The payload design was revised following ResearchSat’s last mission in 2019, during which leakages from the microfluidic chip damaged the payload’s electronics. Electronic components are now fully sealed to prevent damage if leakages do occur.

Duggineni said the next launch would include three different samples to explore the effects of microgravity and to demonstrate the capabilities of ResearchSat’s payloads.

The samples include pneumonia and throat infection-based bacterium, mushroom-like fungi, and brain tissue with a proprietary compound.

Duggineni said the bacteria experiment is like taking a balloon into microgravity.

“On Earth, the balloon is completely suppressed by the gravity, but when we take this balloon into space it inflates because there is no gravity acting on it,” Duggineni said.

“Similarly, when we take the microorganisms into space, it causes inflation [during which] the bondings between the single cell organisms will differ or reshape in a different way, in three dimensions, and that gives new characteristics, new mutations which we want to quantify with our research as it leads to the development of new medicines.”

Duggineni said the results of the experiment on bacterium could give drug companies a head start on developing antibiotics for increasingly drug-resistant strains of bacteria.

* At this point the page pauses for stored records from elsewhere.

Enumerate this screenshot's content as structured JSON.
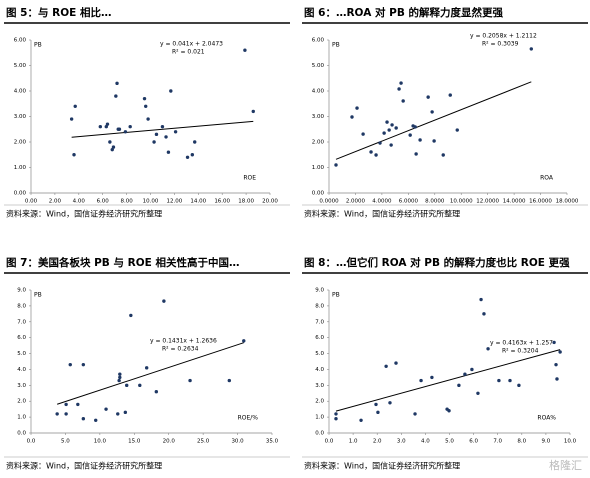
{
  "watermark": "格隆汇",
  "chart_data": [
    {
      "type": "scatter",
      "title": "图 5：与 ROE 相比…",
      "x_label": "ROE",
      "y_label": "PB",
      "color": "#1f3864",
      "source": "资料来源：Wind，国信证券经济研究所整理",
      "x": [
        3.4,
        3.7,
        3.6,
        5.8,
        6.3,
        6.4,
        6.6,
        6.8,
        6.9,
        7.2,
        7.1,
        7.3,
        7.4,
        7.9,
        8.3,
        9.5,
        9.6,
        9.8,
        10.3,
        10.5,
        11.0,
        11.3,
        11.5,
        11.7,
        12.1,
        13.1,
        13.5,
        13.7,
        17.9,
        18.6
      ],
      "values": [
        2.9,
        3.4,
        1.5,
        2.6,
        2.6,
        2.7,
        2.0,
        1.7,
        1.8,
        4.3,
        3.8,
        2.5,
        2.5,
        2.4,
        2.6,
        3.7,
        3.4,
        2.9,
        2.0,
        2.3,
        2.6,
        2.2,
        1.6,
        4.0,
        2.4,
        1.4,
        1.5,
        2.0,
        5.6,
        3.2
      ],
      "trendline": {
        "slope": 0.041,
        "intercept": 2.0473,
        "equation": "y = 0.041x + 2.0473",
        "r2": "R² = 0.021"
      },
      "xlim": [
        0,
        20
      ],
      "ylim": [
        0,
        6
      ],
      "xticks": [
        {
          "value": 0,
          "label": "0.00"
        },
        {
          "value": 2,
          "label": "2.00"
        },
        {
          "value": 4,
          "label": "4.00"
        },
        {
          "value": 6,
          "label": "6.00"
        },
        {
          "value": 8,
          "label": "8.00"
        },
        {
          "value": 10,
          "label": "10.00"
        },
        {
          "value": 12,
          "label": "12.00"
        },
        {
          "value": 14,
          "label": "14.00"
        },
        {
          "value": 16,
          "label": "16.00"
        },
        {
          "value": 18,
          "label": "18.00"
        },
        {
          "value": 20,
          "label": "20.00"
        }
      ],
      "yticks": [
        {
          "value": 0,
          "label": "0.00"
        },
        {
          "value": 1,
          "label": "1.00"
        },
        {
          "value": 2,
          "label": "2.00"
        },
        {
          "value": 3,
          "label": "3.00"
        },
        {
          "value": 4,
          "label": "4.00"
        },
        {
          "value": 5,
          "label": "5.00"
        },
        {
          "value": 6,
          "label": "6.00"
        }
      ]
    },
    {
      "type": "scatter",
      "title": "图 6：…ROA 对 PB 的解释力度显然更强",
      "x_label": "ROA",
      "y_label": "PB",
      "color": "#1f3864",
      "source": "资料来源：Wind，国信证券经济研究所整理",
      "x": [
        0.53,
        1.74,
        2.12,
        2.58,
        3.18,
        3.56,
        3.86,
        4.17,
        4.39,
        4.55,
        4.7,
        4.77,
        5.08,
        5.3,
        5.45,
        5.61,
        6.14,
        6.36,
        6.52,
        6.59,
        6.89,
        7.5,
        7.8,
        7.95,
        8.64,
        9.17,
        9.7,
        15.3
      ],
      "values": [
        1.1,
        2.98,
        3.33,
        2.31,
        1.61,
        1.49,
        1.96,
        2.35,
        2.78,
        2.47,
        1.88,
        2.67,
        2.55,
        4.08,
        4.31,
        3.61,
        2.27,
        2.63,
        2.59,
        1.53,
        2.08,
        3.76,
        3.18,
        2.04,
        1.49,
        3.84,
        2.47,
        5.65
      ],
      "trendline": {
        "slope": 0.2058,
        "intercept": 1.2112,
        "equation": "y = 0.2058x + 1.2112",
        "r2": "R² = 0.3039"
      },
      "xlim": [
        0,
        18
      ],
      "ylim": [
        0,
        6
      ],
      "xticks": [
        {
          "value": 0,
          "label": "0.0000"
        },
        {
          "value": 2,
          "label": "2.0000"
        },
        {
          "value": 4,
          "label": "4.0000"
        },
        {
          "value": 6,
          "label": "6.0000"
        },
        {
          "value": 8,
          "label": "8.0000"
        },
        {
          "value": 10,
          "label": "10.0000"
        },
        {
          "value": 12,
          "label": "12.0000"
        },
        {
          "value": 14,
          "label": "14.0000"
        },
        {
          "value": 16,
          "label": "16.0000"
        },
        {
          "value": 18,
          "label": "18.0000"
        }
      ],
      "yticks": [
        {
          "value": 0,
          "label": "0.00"
        },
        {
          "value": 1,
          "label": "1.00"
        },
        {
          "value": 2,
          "label": "2.00"
        },
        {
          "value": 3,
          "label": "3.00"
        },
        {
          "value": 4,
          "label": "4.00"
        },
        {
          "value": 5,
          "label": "5.00"
        },
        {
          "value": 6,
          "label": "6.00"
        }
      ]
    },
    {
      "type": "scatter",
      "title": "图 7：美国各板块 PB 与 ROE 相关性高于中国…",
      "x_label": "ROE/%",
      "y_label": "PB",
      "color": "#1f3864",
      "source": "资料来源：Wind，国信证券经济研究所整理",
      "x": [
        3.8,
        5.1,
        5.1,
        5.7,
        6.8,
        7.6,
        7.6,
        9.4,
        10.9,
        12.6,
        12.8,
        12.9,
        12.9,
        13.7,
        13.9,
        14.5,
        15.8,
        16.8,
        18.2,
        19.3,
        23.1,
        28.8,
        30.9
      ],
      "values": [
        1.2,
        1.8,
        1.2,
        4.3,
        1.8,
        4.3,
        0.9,
        0.8,
        1.5,
        1.2,
        3.3,
        3.7,
        3.5,
        1.3,
        3.0,
        7.4,
        3.0,
        4.1,
        2.6,
        8.3,
        3.3,
        3.3,
        5.8
      ],
      "trendline": {
        "slope": 0.1431,
        "intercept": 1.2636,
        "equation": "y = 0.1431x + 1.2636",
        "r2": "R² = 0.2634"
      },
      "xlim": [
        0,
        35
      ],
      "ylim": [
        0,
        9
      ],
      "xticks": [
        {
          "value": 0,
          "label": "0.0"
        },
        {
          "value": 5,
          "label": "5.0"
        },
        {
          "value": 10,
          "label": "10.0"
        },
        {
          "value": 15,
          "label": "15.0"
        },
        {
          "value": 20,
          "label": "20.0"
        },
        {
          "value": 25,
          "label": "25.0"
        },
        {
          "value": 30,
          "label": "30.0"
        },
        {
          "value": 35,
          "label": "35.0"
        }
      ],
      "yticks": [
        {
          "value": 0,
          "label": "0.0"
        },
        {
          "value": 1,
          "label": "1.0"
        },
        {
          "value": 2,
          "label": "2.0"
        },
        {
          "value": 3,
          "label": "3.0"
        },
        {
          "value": 4,
          "label": "4.0"
        },
        {
          "value": 5,
          "label": "5.0"
        },
        {
          "value": 6,
          "label": "6.0"
        },
        {
          "value": 7,
          "label": "7.0"
        },
        {
          "value": 8,
          "label": "8.0"
        },
        {
          "value": 9,
          "label": "9.0"
        }
      ]
    },
    {
      "type": "scatter",
      "title": "图 8：…但它们 ROA 对 PB 的解释力度也比 ROE 更强",
      "x_label": "ROA%",
      "y_label": "PB",
      "color": "#1f3864",
      "source": "资料来源：Wind，国信证券经济研究所整理",
      "x": [
        0.29,
        0.29,
        1.33,
        1.95,
        2.03,
        2.37,
        2.53,
        2.78,
        3.57,
        3.82,
        4.27,
        4.9,
        4.98,
        5.39,
        5.64,
        5.93,
        6.18,
        6.31,
        6.43,
        6.6,
        7.05,
        7.51,
        7.88,
        9.34,
        9.42,
        9.46,
        9.59
      ],
      "values": [
        1.2,
        0.9,
        0.8,
        1.8,
        1.3,
        4.2,
        1.9,
        4.4,
        1.2,
        3.3,
        3.5,
        1.5,
        1.4,
        3.0,
        3.7,
        4.0,
        2.5,
        8.4,
        7.5,
        5.3,
        3.3,
        3.3,
        3.0,
        5.7,
        4.3,
        3.4,
        5.1
      ],
      "trendline": {
        "slope": 0.4163,
        "intercept": 1.257,
        "equation": "y = 0.4163x + 1.257",
        "r2": "R² = 0.3204"
      },
      "xlim": [
        0,
        10
      ],
      "ylim": [
        0,
        9
      ],
      "xticks": [
        {
          "value": 0,
          "label": "0.0"
        },
        {
          "value": 1,
          "label": "1.0"
        },
        {
          "value": 2,
          "label": "2.0"
        },
        {
          "value": 3,
          "label": "3.0"
        },
        {
          "value": 4,
          "label": "4.0"
        },
        {
          "value": 5,
          "label": "5.0"
        },
        {
          "value": 6,
          "label": "6.0"
        },
        {
          "value": 7,
          "label": "7.0"
        },
        {
          "value": 8,
          "label": "8.0"
        },
        {
          "value": 9,
          "label": "9.0"
        },
        {
          "value": 10,
          "label": "10.0"
        }
      ],
      "yticks": [
        {
          "value": 0,
          "label": "0.0"
        },
        {
          "value": 1,
          "label": "1.0"
        },
        {
          "value": 2,
          "label": "2.0"
        },
        {
          "value": 3,
          "label": "3.0"
        },
        {
          "value": 4,
          "label": "4.0"
        },
        {
          "value": 5,
          "label": "5.0"
        },
        {
          "value": 6,
          "label": "6.0"
        },
        {
          "value": 7,
          "label": "7.0"
        },
        {
          "value": 8,
          "label": "8.0"
        },
        {
          "value": 9,
          "label": "9.0"
        }
      ]
    }
  ]
}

The brain tissues embedded in Tessara Therapeutic’s proprietary compound will be sent to sub-orbital space to test if it remains consistent or will evaporate in the vacuum created by microgravity conditions.

Duggineni said the team was looking for potential changes or damage to the brain tissue under the microgravity conditions often experienced by air force pilots and astronauts.

The fungi will be sent on behalf of research being done by the University of Adelaide to grow food in space and to increase agriculture yield.

Researchers will observe the survivability and nutrient propagations in the fibres of the fungi to understand fungal growth in space.

Duggineni said the entire mission from launch to landing will last a maximum of one hour, with approximately 15 minutes to be spent in suborbital space.

The experiments will serve to validate ResearchSat’s logistical and technical abilities as a startup, with the company’s next launch planned to be a two-week mission to the International Space Station.

Duggineni said the company’s vision is to allow academic researchers the ability to run a test and get the results within one university semester.

“Just imagine throughout Australia how much knowledge will be created for the future space industry, and also how much applications they could bring out, how much potential it would be for the people on Earth.”

The current experiment launch has been scheduled and cancelled twice this year due to COVID-19, and is self-funded by ResearchSat with support from the University of South Australia’s Innovation & Collaboration Centre and the University of Adelaide.